Let me preface that I'm operating on limited information here:

  • I don't know how many objects you are dealing with.
  • I don't know what exactly your acceleration structure is used for. Frustum culling? Ray tracing? Collision detection between objects in the BVH?

Going forward I'm going to assume you are talking about frustum culling a few thousand objects.

The number of objects will be too large to render without a hierarchy, but for the same reason I expect building the hierarchy to be time consuming.

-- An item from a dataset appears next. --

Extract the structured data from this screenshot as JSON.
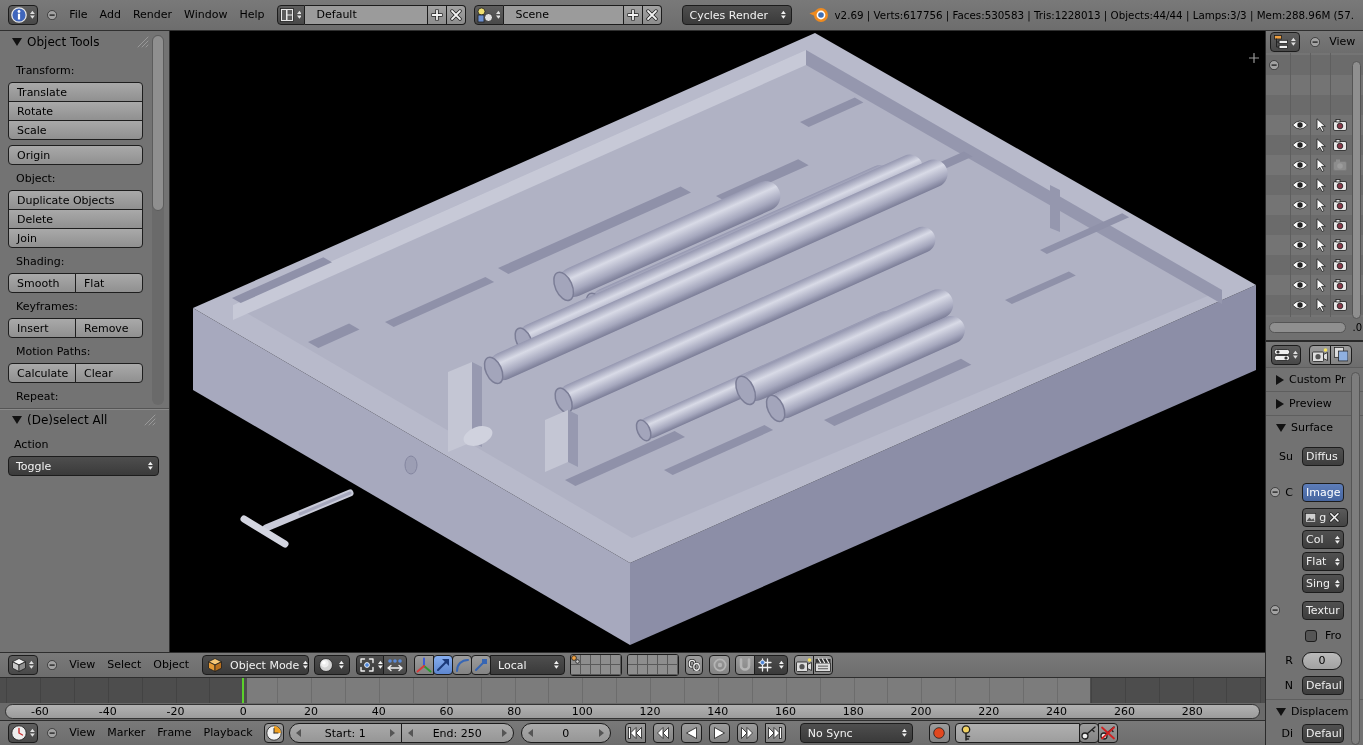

I'd argue that if you have to visit every object every frame in order to calculate a BVH, culling them directly and without a BVH is actually faster. This of course depends on your frustum culling implementation. The bounding volumes of all objects should be stored contiguously in memory. This results in more efficient CPU cache utilization and allows for further optimization using SIMD instructions. DICE has a whole presentation on this subject: Culling the Battlefield: Data Oriented Design in Practice
The presentation also mentions speeding culling up even more, using a simple grid.

Since I assume most 3D/simulation/game code bases already have some kind of BVH class and I don't know how critical it is for you to get the BEST culling performance, I'd like to present some arguments for sticking with a BVH:

Depending on what method you use, constructing a BVH can be fast and simple.

My current implementation of a binary BVH (each node can only have zero or two children and each leaf node only stores one item) that is designed for quick construction takes around 0.18ms for 1137 objects on a single thread of an i7-5960X @ 3.89GHz. I'm sure it can be faster. Construction is performed without reallocating memory in the process (this doubled the construction performance).

While SAH might generate the best BVH, it takes a long time. SAH is good for things you can precompute, like collision meshes. At runtime you can then put the collision meshes into a BVH that is more suited for real-time construction.

A fast and simple BVH construction approach (the one I'm using currently) is to sort all objects on an axis (for example the parent AABB's longest axis) and split the collection in the middle.

To speed things up even more, calculate the node AABBs AFTER constructing the tree, by combining the two child node AABBs of a parent node. This avoids iterating through all objects (another 2x speedup). This however is only possible if your splitting criterion doesn't rely on the parent's AABB.